Suçluluğu hakkında kuvvetli belirti bulunan kişiler, ancak kaçmalarını, delillerin yokedilmesini veya değiştirilmesini önlemek maksadıyla veya bunlar gibi tutuklamayı zorunlu kılan ve kanunda gösterilen diğer hallerde hâkim kararıyla tutuklanabilir."

24. Anayasa Mahkemesi, olayların başvurucular tarafından yapılan hukuki nitelendirmesi ile bağlı olmayıp olay ve olguların hukuki tavsifini kendisi takdir eder (Tahir Canan, B. No: 2012/969, 18/9/2013, § 16). Başvurucunun iddialarının özü, konutu terk etmeme şeklindeki adli kontrol tedbirinin mahiyeti itibarıyla bu tedbirin uygulanmasında geçirilen sürelerin infaz edilen hapis cezasından mahsup edilmemesine bağlı olarak koşullu salıverilme süresinin hatalı hesaplanması nedeniyle daha uzun bir süre ceza infaz kurumunda hürriyetinden yoksun bırakılması olduğundan başvurunun kişi hürriyeti ve güvenliği hakkı kapsamında incelenmesi gerekir (aynı yöndeki değerlendirme ve uygulama için bkz.

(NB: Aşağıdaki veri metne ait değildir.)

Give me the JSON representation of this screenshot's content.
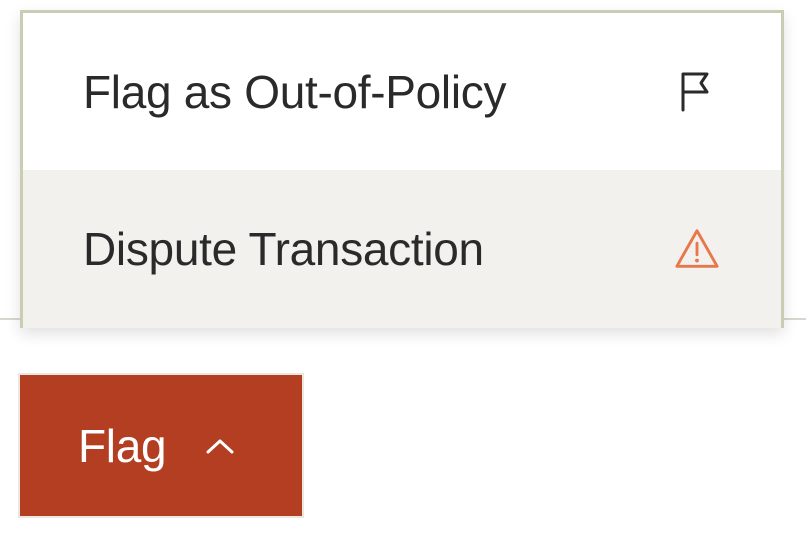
{
  "menu": {
    "items": [
      {
        "label": "Flag as Out-of-Policy",
        "icon": "flag-icon"
      },
      {
        "label": "Dispute Transaction",
        "icon": "warning-icon",
        "icon_color": "#e8774b"
      }
    ]
  },
  "button": {
    "label": "Flag",
    "icon": "chevron-up-icon",
    "background": "#b33e21"
  }
}
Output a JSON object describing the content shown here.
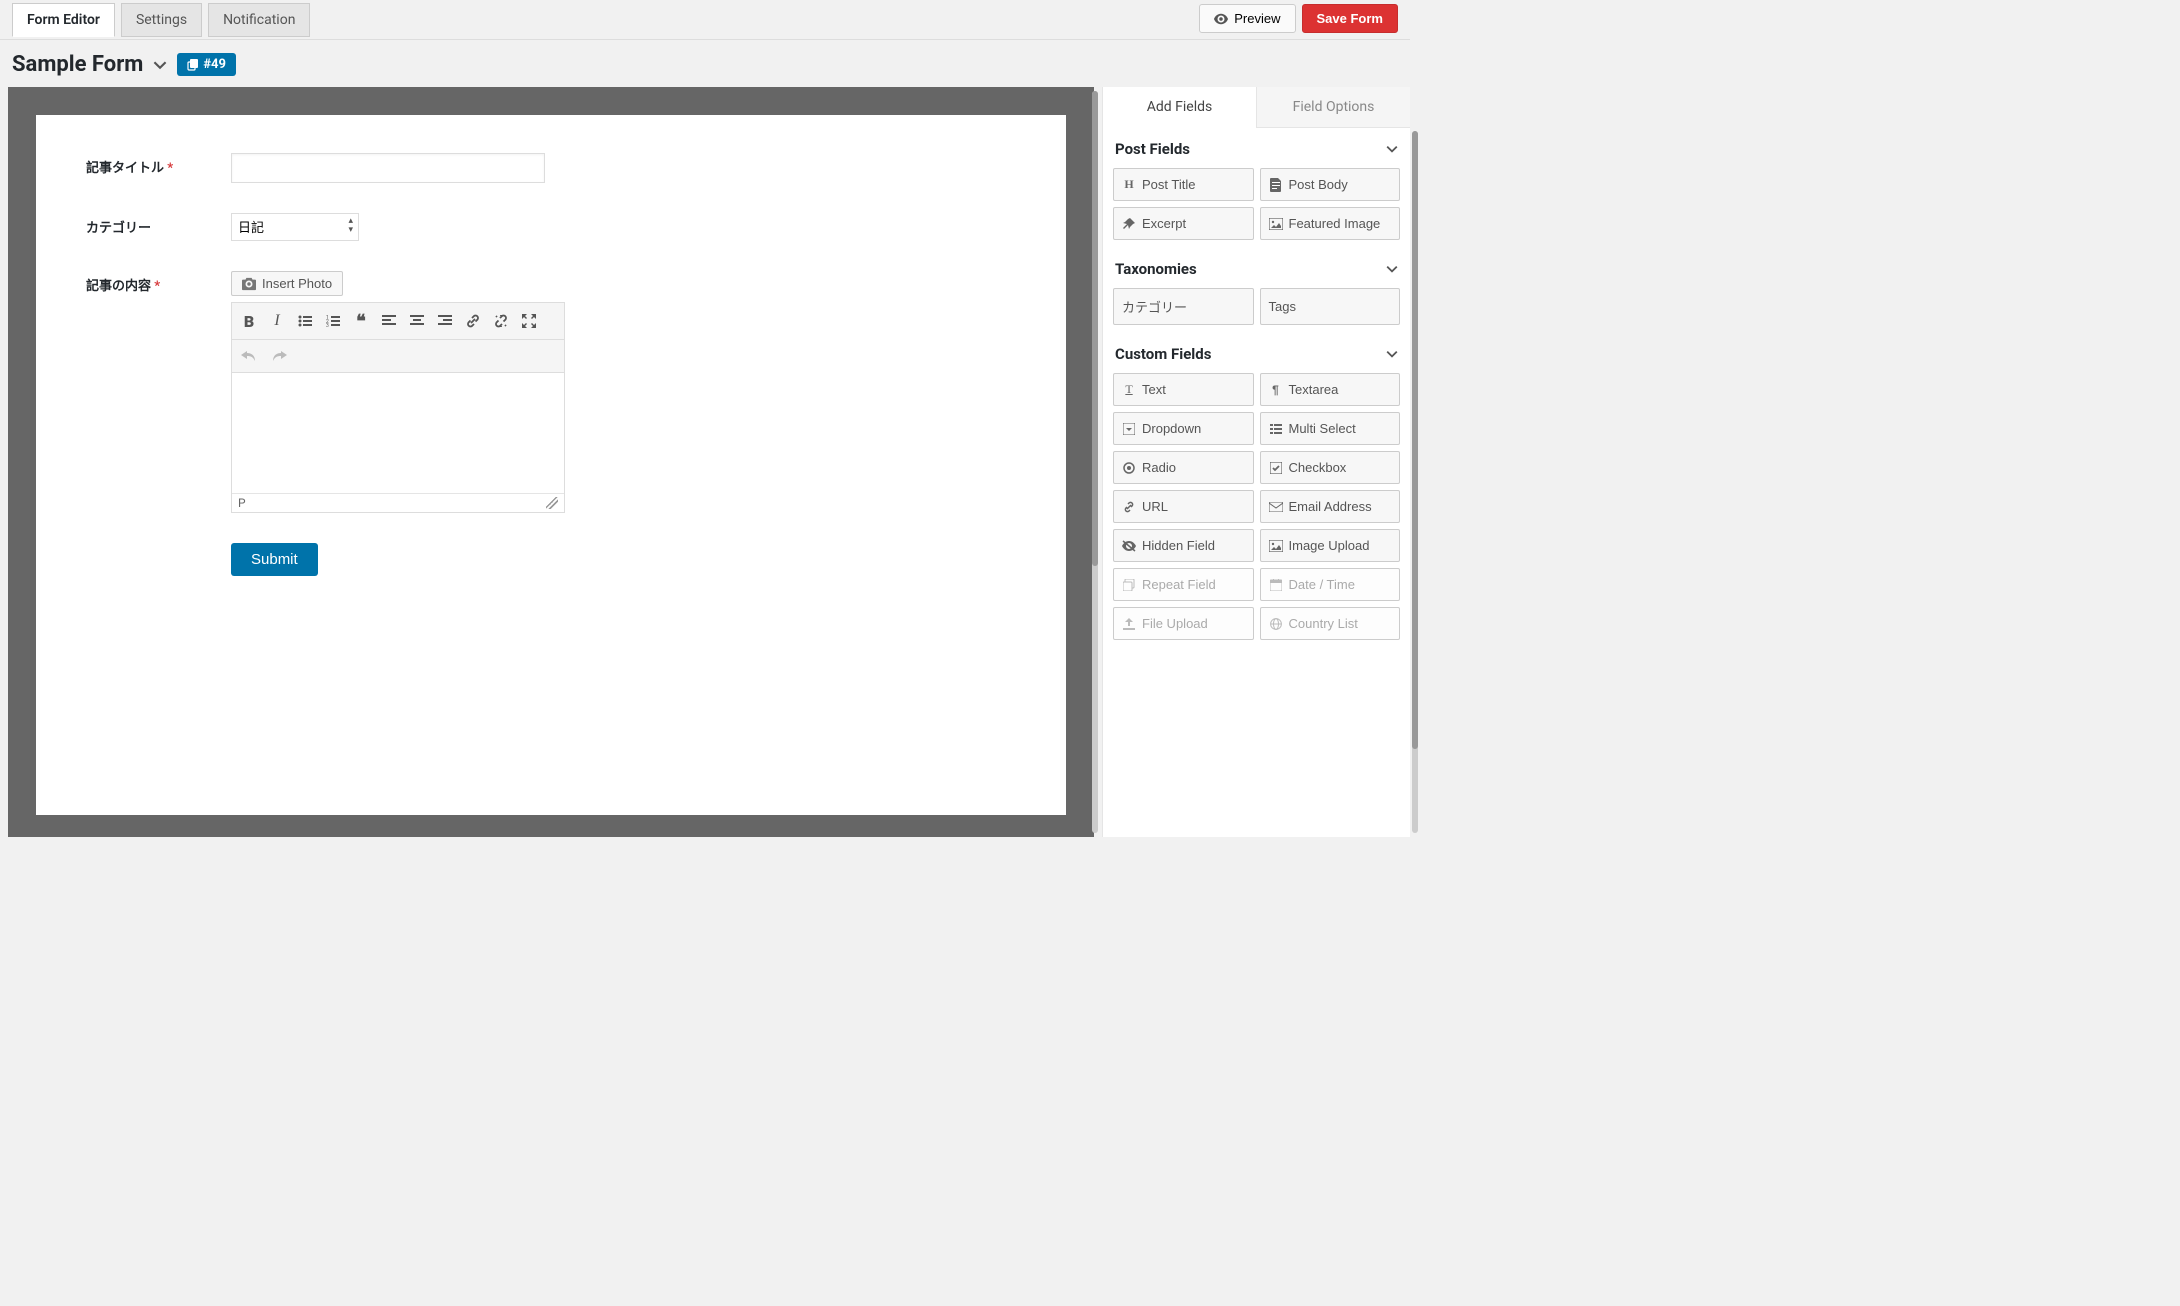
{
  "header": {
    "tabs": [
      "Form Editor",
      "Settings",
      "Notification"
    ],
    "preview_label": "Preview",
    "save_label": "Save Form"
  },
  "subheader": {
    "form_name": "Sample Form",
    "id_pill": "#49"
  },
  "form": {
    "title_label": "記事タイトル",
    "category_label": "カテゴリー",
    "category_value": "日記",
    "content_label": "記事の内容",
    "insert_photo_label": "Insert Photo",
    "editor_status": "P",
    "submit_label": "Submit"
  },
  "sidebar": {
    "tabs": [
      "Add Fields",
      "Field Options"
    ],
    "sections": {
      "post_fields": {
        "title": "Post Fields",
        "items": [
          "Post Title",
          "Post Body",
          "Excerpt",
          "Featured Image"
        ]
      },
      "taxonomies": {
        "title": "Taxonomies",
        "items": [
          "カテゴリー",
          "Tags"
        ]
      },
      "custom_fields": {
        "title": "Custom Fields",
        "items": [
          "Text",
          "Textarea",
          "Dropdown",
          "Multi Select",
          "Radio",
          "Checkbox",
          "URL",
          "Email Address",
          "Hidden Field",
          "Image Upload",
          "Repeat Field",
          "Date / Time",
          "File Upload",
          "Country List"
        ]
      }
    }
  }
}
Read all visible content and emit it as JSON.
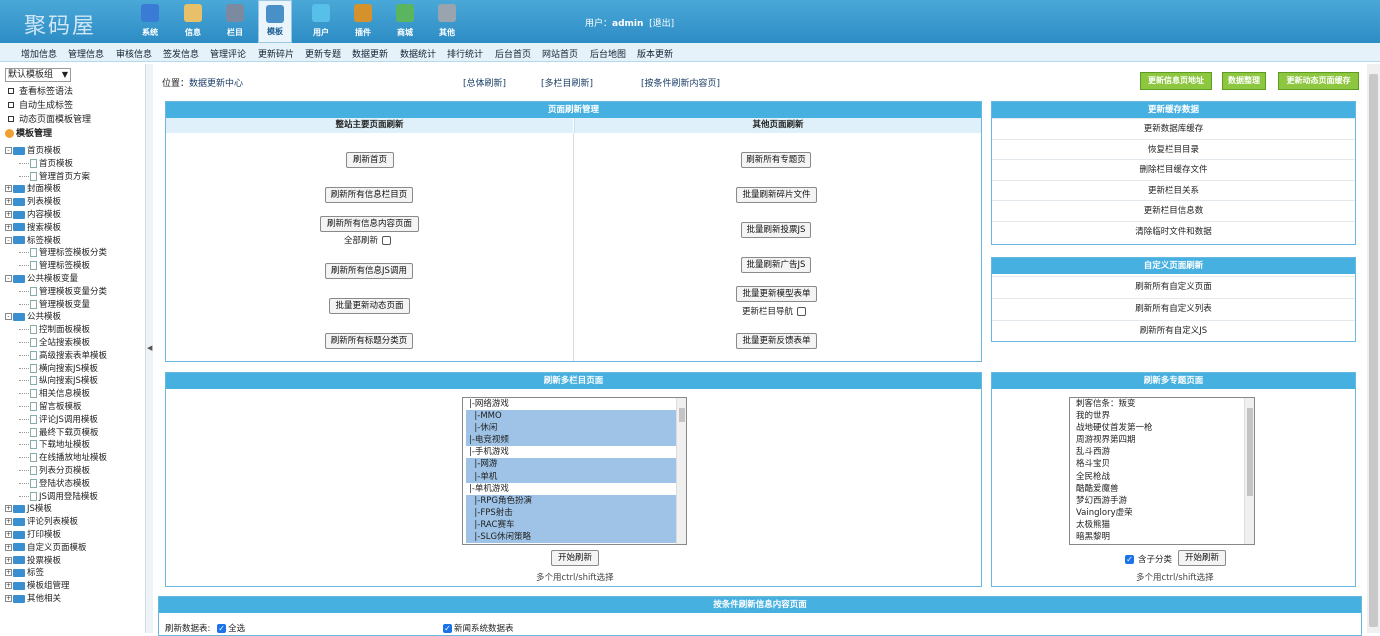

Esra Özkan Özakça [GK], B. No: 2017/32052, 8/10/2020, § 61).

25. Anayasa Mahkemesi konutu terk etmeme adli kontrol tedbirinde geçen sürenin mahkûmiyet hükmündeki süreden mahsup edilmemesine ilişkin olarak Bahadır Öztürk kararında 5271 sayılı Kanun"un 109. maddesinin (6) numaralı fıkrasında yapılan değişiklikle (konutunu terk etmemek yükümlülüğü altında geçen her iki gün, cezanın mahsubunda bir gün olarak dikkate alınır) konutu terk etmeme adli kontrol tedbirinde geçen sürenin mahkûmiyet süresinden mahsup edileceğine dair bir düzenleme yapıldığını, bu düzenleme doğrultusunda infaz hâkimliğine başvurulabileceğini, infaz hâkimliğince verilecek kararlara karşı da ağır ceza mahkemesine itiraz edilebileceğini, böylelikle başvurucunun durumuna uygun, telafi kabiliyetini haiz, etkili bir hukuk yolunun devreye girdiğini belirtmiş ve başvuruyu başvuru yollarının tüketilmemesi nedeniyle kabul edilemez bulmuştur (Bahadır Öztürk, §§ 40, 41).

26. Somut başvuru yönünden de söz konusu karardan ayrılmayı gerektiren bir durum bulunmamaktadır.

27. Açıklanan gerekçelerle başvurunun başvuru yollarının tüketilmemesi nedeniyle kabul edilemez olduğuna karar verilmesi gerekir.

VI. HÜKÜM

Açıklanan gerekçelerle;

A. Konutu terk etmeme adli kontrol tedbirinde geçen sürenin mahkûmiyet hükmündeki süreden mahsup edilmesine dair talebin reddedilmesi dolayısıyla kişi hürriyeti ve güvenliği hakkının ihlal edildiğine ilişkin iddianın başvuru yollarının tüketilmemesi nedeniyle KABUL EDİLEMEZ OLDUĞUNA,

B. Yargılama giderlerinin başvurucu üzerinde BIRAKILMASINA 3/2/2022 tarihinde OYBİRLİĞİYLE karar verildi.